“No hay cosa más dulce ni graciosa al muy cansado
que el mesón. Así que, aunque la mocedad sea alegre, el verdadero viejo no la
desea, porque el que de razón y seso carece, cuasi otra cosa no ama sino lo que
perdió”.
Fernando de Rojas, La Celestina.
Cuando salí del cine todavía era de día. Me fui
caminando lentamente hacia la parada del autobús. Pero al llegar allí me
encontré con dos mujeres, sentadas en un banquito, habitantes, como yo, de la
residencia de ancianos. No tenía, ni tengo, ningún tipo de confianza con ellas.
No me apeteció verme involucrado en una absurda conversación de mera cortesía.
Pasé de largo y me vine a la residencia caminando. Me sentó bien la caminata.
Todavía faltaba una hora para la cena cuando llegué. Yendo hacia mi habitación,
me llamó doña Paquita. Me senté a su lado en un rincón de la sala de lectura.
Me ofreció un café con leche, que me sentó de maravilla.
-Me imagino -dijo- que a estas horas viene usted
del cine.
-Así es. De allí vengo, como todos los viernes.
-¿Y qué tal la película?
-Un tanto extraña aunque bellísima. No le puedo
decir si me ha gustado o no. No obstante, me alegro de haberla visto.
-¿Y de qué trata esa dichosa película?
-De lo que me asalta por doquier últimamente: de
la vejez. Y eso que se titula La juventud.
-Supongo que también buscará usted el tema.
-No, yo no busco nada. Me gusta mucho el cine,
como usted sabe. Y según las críticas que he leído las únicas películas buenas
que proyectaban eran las que trataban el tema de la vejez.
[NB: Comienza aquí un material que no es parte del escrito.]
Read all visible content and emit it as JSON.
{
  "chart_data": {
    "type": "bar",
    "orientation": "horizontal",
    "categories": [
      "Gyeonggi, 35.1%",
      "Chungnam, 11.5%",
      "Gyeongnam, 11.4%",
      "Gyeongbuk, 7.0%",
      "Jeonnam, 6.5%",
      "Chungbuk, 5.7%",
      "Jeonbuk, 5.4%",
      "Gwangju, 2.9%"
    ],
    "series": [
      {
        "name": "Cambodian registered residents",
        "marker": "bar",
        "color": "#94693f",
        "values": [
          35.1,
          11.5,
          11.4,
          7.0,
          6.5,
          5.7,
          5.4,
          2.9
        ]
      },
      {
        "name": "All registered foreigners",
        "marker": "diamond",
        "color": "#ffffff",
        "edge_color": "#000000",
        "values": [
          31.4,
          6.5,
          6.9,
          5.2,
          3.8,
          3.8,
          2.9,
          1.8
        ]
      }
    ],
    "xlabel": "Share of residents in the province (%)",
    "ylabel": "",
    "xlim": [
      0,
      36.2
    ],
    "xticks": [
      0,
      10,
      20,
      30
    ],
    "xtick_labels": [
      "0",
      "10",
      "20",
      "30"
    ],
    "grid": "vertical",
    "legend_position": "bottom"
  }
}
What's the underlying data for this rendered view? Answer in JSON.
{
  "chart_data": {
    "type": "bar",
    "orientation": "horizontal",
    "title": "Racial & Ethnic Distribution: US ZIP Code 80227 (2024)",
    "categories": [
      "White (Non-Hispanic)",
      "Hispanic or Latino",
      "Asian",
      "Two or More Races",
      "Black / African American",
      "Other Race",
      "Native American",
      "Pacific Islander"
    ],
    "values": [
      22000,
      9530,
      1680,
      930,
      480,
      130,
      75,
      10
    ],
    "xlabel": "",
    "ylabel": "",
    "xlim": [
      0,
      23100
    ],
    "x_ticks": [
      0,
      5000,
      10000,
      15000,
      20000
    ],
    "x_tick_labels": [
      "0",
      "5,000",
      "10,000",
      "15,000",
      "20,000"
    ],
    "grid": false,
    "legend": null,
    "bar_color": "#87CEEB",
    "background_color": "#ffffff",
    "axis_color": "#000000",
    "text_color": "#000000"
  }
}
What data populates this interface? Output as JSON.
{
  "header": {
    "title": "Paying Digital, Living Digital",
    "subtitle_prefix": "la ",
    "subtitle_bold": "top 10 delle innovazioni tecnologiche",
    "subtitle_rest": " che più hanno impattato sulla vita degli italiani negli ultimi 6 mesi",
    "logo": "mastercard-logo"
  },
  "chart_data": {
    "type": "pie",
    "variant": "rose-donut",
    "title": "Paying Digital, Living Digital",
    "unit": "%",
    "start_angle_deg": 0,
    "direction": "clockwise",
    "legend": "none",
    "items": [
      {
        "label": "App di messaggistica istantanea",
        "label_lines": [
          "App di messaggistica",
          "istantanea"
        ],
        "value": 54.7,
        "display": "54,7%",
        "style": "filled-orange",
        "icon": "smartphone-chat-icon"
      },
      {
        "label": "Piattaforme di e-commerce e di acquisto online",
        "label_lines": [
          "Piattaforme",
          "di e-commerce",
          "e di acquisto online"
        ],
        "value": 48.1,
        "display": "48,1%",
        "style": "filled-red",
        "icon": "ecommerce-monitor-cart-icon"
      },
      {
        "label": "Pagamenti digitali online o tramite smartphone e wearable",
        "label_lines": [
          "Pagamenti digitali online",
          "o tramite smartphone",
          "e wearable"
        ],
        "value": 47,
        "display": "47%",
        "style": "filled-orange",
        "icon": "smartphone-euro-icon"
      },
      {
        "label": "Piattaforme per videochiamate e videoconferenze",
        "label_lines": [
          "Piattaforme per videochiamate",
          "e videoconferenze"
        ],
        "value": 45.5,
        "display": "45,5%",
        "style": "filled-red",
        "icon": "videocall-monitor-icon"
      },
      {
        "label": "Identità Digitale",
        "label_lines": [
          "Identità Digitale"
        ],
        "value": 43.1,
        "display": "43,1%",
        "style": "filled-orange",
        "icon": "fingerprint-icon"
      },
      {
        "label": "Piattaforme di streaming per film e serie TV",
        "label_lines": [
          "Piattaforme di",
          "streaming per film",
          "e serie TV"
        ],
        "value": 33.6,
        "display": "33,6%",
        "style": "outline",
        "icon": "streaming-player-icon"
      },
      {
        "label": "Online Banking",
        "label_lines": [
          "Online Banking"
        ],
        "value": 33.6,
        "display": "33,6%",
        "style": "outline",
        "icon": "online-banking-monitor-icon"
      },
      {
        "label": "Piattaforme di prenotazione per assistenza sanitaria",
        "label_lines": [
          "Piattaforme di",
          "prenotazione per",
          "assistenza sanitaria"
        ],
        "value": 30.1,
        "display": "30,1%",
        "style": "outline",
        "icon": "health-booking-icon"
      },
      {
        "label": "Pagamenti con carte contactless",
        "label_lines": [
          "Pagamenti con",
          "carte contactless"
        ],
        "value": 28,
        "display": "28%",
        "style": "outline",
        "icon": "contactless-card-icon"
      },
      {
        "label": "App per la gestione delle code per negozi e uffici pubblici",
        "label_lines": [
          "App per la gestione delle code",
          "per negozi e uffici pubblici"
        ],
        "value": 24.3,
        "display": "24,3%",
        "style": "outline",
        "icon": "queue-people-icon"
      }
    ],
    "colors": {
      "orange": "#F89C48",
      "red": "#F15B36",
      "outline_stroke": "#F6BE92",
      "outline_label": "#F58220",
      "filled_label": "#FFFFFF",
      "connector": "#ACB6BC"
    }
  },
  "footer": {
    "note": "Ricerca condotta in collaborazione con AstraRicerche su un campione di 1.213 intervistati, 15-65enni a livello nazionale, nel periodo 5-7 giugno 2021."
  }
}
A mí me encantan las
películas de acción y del oeste.
-¿No proyectaban una película española muy buena?
¿Palmeras en la nieve o algo así?
-Viendo cine español es cuando me percato, aunque
no toque el tema, de que verdaderamente soy muy mayor, un anciano. Y no es que
me moleste que me lo recuerden. Son otras cosas las que me incordian.
-¿Cómo es eso?
-No entiendo a los actores españoles. Y no dudo
de que hablan mi idioma; pero no los entiendo. No saben hablar, no vocalizan.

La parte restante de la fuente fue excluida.